New Therapy May Help with Mortgage Defaults
Money issues and decisions are a launching point of many arguments and can be a determining cause of failure in both personal and business relationships. When missed mortgage payments are part of the equation in the money problems, the issue can turn into larger financial problems and even lead to bigger mortgage issues.
New Therapy May Help with Mortgage Defaults
A new type of relationship counseling has become available in hopes of helping financial partnerships thrive in financial decision-making and helping them to prevent money-related disputes and costly stress. Financial therapy offers the emotional support that a counselor provides as well as the sound money advice of a financial advisor.
Money and the decisions we make with how we spend, save, and make it can all be tied to other things we may not be aware of. Megan Ford, a couple’s financial therapist at the University of Georgia says, “Money is a big thing and ignoring it is impeding satisfaction in relationships. Therapists need to work together to solve problems that occur around the financial behaviors of couples and learn how to connect to all of their emotions.”
This new therapy strategy focuses on helping couples to talk through and discover money concerns and financial disagreement before the couple breaks up.
Megan Ford is studying how financial therapy can make an impact on the outcome of relationships on financial stress with the help of John Grable, a financial planner and Athletic Association Endowed Professor of Family and Consumer Sciences. They are also looking into the impact the therapy has on couples to seek out the help of a financial advisor or planner.

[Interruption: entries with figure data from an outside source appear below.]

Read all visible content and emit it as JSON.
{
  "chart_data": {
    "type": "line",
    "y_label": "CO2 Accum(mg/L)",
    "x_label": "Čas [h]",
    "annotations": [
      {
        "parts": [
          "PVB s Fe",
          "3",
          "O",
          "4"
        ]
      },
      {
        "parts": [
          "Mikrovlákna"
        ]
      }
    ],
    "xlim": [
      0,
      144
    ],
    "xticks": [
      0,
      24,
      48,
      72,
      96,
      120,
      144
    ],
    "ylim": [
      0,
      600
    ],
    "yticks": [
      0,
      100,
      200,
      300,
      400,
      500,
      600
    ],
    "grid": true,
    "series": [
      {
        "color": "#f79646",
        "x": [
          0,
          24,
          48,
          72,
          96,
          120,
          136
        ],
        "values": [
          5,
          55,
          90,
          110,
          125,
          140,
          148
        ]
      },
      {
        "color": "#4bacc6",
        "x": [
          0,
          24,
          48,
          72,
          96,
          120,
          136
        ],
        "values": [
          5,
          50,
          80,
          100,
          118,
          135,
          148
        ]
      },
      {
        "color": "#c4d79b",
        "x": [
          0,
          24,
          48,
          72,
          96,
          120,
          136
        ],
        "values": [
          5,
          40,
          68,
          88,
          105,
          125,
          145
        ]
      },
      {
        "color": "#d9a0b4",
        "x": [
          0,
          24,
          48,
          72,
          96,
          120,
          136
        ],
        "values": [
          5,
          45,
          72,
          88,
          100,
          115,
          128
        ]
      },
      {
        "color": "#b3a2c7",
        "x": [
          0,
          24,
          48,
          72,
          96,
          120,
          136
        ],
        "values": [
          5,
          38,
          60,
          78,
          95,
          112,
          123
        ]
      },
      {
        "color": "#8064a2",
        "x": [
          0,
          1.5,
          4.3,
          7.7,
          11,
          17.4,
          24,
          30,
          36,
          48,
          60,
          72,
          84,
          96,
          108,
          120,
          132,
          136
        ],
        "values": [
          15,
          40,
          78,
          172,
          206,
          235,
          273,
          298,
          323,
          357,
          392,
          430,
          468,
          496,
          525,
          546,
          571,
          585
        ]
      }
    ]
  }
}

Ford and Grable asked several couples in therapy sessions to share their personal financial goals, individual feelings toward money, and financial behaviors. One example they shared from their sessions with couples described how a woman was near tears while she listened to her husband talk about and describe a memory from early in their relationship about money. She didn’t understand why he was behaving the way he was at the time, she thought the actions he took were mean. She never realized the why behind the what, she didn’t understand until he explained it in therapy. According to Ford, the couple “left closer emotionally and financially feeling more powerful.”
Grable is a financial planner and agrees that more therapists in this line of work would be highly beneficial. He sees many couples come into his office crying or yelling and it makes his job very uncomfortable. Having more therapists in this area would help financial advisors to help their clients more efficiently, Grable believes.